Liquidus projections and primary solidification paths were calculated for the alloys. Each alloy is expected to form ferritic dendrites with a ferrite/TiC eutectic interdendritic structure. The calculations predict that a nominal increase of Al, Cr, Ti, or C will cause an increase in the fraction of liquid present when the primary solidification path intersects the monovariant ferrite / TiC eutectic line. This is equivalent to an increasing fraction of eutectic that is expected to form. Total fraction of eutectic measurements from the arc button melted alloys in the Fe-10wt%Al-5wt%Cr-Ti-C system follow the trend of increasing the total fraction of eutectic for increasing nominal carbon concentrations. The measured fraction of eutectic in alloys with lower titanium concentrations in the Fe-10wt%Al-5wt%Cr-Ti-C system compares well with the calculations.
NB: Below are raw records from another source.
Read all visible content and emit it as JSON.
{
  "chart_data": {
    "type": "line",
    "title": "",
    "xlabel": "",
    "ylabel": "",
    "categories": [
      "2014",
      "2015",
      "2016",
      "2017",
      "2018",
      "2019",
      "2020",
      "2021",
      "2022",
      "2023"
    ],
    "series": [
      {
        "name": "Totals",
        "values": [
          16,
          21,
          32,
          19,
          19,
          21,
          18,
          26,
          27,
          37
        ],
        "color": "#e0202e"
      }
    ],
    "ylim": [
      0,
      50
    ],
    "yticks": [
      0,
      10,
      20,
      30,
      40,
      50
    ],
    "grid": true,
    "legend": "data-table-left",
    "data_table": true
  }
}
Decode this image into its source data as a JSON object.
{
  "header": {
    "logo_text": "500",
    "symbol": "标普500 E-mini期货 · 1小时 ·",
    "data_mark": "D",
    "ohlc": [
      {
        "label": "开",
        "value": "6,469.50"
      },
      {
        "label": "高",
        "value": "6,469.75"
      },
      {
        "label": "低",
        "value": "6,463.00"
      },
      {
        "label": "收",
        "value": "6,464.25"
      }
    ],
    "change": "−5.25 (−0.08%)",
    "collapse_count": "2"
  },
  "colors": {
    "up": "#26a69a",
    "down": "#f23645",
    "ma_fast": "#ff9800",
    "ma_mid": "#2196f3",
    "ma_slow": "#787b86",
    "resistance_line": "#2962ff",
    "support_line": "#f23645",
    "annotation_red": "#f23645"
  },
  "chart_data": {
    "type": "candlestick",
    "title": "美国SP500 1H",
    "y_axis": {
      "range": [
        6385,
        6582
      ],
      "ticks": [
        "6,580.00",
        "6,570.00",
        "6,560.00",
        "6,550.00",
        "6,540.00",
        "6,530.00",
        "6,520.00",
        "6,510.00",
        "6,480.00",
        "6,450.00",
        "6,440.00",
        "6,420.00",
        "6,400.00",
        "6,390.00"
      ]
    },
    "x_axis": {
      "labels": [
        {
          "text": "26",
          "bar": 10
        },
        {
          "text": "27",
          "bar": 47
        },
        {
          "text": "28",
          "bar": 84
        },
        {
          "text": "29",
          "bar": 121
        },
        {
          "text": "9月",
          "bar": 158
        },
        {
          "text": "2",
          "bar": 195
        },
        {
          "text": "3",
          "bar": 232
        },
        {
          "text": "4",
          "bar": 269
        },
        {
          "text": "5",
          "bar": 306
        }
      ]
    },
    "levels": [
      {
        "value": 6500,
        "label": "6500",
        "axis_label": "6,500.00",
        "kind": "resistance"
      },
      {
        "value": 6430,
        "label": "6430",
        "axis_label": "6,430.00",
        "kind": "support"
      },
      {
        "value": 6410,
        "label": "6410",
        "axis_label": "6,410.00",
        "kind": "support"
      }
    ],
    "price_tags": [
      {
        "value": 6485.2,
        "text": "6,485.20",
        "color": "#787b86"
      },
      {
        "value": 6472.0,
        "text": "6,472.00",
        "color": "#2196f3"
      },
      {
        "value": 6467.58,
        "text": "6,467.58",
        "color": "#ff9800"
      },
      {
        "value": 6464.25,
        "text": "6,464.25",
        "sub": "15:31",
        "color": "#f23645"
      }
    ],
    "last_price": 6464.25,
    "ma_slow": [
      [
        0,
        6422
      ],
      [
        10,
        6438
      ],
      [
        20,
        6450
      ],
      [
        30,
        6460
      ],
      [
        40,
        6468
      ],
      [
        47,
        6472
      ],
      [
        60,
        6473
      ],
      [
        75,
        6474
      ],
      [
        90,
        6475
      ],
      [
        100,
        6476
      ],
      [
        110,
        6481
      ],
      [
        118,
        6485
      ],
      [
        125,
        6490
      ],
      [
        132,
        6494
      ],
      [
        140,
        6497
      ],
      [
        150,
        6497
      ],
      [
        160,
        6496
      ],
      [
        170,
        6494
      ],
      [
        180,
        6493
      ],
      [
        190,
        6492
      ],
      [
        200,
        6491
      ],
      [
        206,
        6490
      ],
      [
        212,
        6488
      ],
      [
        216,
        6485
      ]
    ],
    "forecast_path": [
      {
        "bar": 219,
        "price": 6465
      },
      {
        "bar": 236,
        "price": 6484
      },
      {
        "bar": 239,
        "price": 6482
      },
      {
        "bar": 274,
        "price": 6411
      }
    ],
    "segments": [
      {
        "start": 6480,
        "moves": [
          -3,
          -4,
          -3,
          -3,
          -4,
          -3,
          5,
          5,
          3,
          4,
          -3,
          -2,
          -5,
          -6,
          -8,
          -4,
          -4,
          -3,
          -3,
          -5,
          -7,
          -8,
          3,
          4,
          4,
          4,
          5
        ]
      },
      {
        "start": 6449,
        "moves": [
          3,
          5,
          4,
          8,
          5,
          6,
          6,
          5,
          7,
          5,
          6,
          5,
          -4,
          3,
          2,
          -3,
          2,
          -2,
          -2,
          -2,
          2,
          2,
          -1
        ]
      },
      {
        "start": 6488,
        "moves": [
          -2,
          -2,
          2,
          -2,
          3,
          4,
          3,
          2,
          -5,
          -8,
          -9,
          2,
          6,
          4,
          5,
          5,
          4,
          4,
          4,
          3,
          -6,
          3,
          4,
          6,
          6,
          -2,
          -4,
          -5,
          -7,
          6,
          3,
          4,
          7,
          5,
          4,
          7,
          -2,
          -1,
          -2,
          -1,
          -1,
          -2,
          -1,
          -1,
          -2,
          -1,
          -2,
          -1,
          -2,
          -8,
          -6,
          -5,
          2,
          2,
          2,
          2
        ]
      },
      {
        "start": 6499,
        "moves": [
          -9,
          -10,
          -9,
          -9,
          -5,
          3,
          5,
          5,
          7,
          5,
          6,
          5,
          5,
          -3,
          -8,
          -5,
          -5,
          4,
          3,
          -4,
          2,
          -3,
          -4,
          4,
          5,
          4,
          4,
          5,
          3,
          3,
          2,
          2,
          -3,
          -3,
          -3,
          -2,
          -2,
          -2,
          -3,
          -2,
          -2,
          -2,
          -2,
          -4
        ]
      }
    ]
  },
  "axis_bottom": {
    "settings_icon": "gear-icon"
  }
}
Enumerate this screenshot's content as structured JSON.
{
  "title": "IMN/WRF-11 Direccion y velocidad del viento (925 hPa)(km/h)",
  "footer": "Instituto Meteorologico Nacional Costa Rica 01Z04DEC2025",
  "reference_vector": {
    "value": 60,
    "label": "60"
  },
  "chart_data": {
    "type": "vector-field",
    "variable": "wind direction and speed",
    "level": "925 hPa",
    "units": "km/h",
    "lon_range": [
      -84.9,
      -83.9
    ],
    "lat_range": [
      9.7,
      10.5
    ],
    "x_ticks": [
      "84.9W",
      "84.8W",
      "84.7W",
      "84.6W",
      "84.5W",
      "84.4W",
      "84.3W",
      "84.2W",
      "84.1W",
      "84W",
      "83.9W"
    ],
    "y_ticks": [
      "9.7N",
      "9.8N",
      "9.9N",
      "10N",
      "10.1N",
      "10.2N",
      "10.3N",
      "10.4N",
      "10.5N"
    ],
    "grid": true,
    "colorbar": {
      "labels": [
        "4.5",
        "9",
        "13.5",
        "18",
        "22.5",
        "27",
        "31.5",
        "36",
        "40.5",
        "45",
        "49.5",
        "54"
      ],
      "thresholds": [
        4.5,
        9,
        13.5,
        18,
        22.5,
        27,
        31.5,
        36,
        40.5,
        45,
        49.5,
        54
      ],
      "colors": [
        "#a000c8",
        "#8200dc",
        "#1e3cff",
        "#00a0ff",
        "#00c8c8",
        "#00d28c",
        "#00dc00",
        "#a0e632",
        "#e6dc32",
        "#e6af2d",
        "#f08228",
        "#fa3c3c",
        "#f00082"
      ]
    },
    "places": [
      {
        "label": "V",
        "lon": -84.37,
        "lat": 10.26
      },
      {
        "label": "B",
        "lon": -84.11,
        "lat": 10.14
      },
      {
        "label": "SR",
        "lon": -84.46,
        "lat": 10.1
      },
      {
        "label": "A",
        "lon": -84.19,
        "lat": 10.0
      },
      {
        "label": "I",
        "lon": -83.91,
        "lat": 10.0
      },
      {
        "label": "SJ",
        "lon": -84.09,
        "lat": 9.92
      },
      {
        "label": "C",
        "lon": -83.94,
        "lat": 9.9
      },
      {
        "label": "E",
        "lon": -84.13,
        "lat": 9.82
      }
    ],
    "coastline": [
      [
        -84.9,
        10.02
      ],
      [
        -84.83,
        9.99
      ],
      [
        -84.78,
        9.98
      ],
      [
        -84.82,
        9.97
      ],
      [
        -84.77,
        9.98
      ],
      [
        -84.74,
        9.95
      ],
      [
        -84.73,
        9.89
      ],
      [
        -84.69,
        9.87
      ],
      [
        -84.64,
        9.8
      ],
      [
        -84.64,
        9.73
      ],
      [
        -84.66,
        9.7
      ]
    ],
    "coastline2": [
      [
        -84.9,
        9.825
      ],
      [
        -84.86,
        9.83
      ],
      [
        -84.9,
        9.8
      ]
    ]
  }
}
Energy-dispersive spectroscopy, electron-backscatter diffraction, and X-ray diffraction techniques were used to determine the chemistry and phase-identity of the microstructures. The preliminary characterization results agree with the expectation of a ferrite dendritic structure with a ferrite/TiC eutectic. The goal of this work is to develop a model that will allow the microstructural evolution of Fe-Al-Cr-Ti-C-based weld overlays to be controlled by knowledge of the composition and solidification conditions.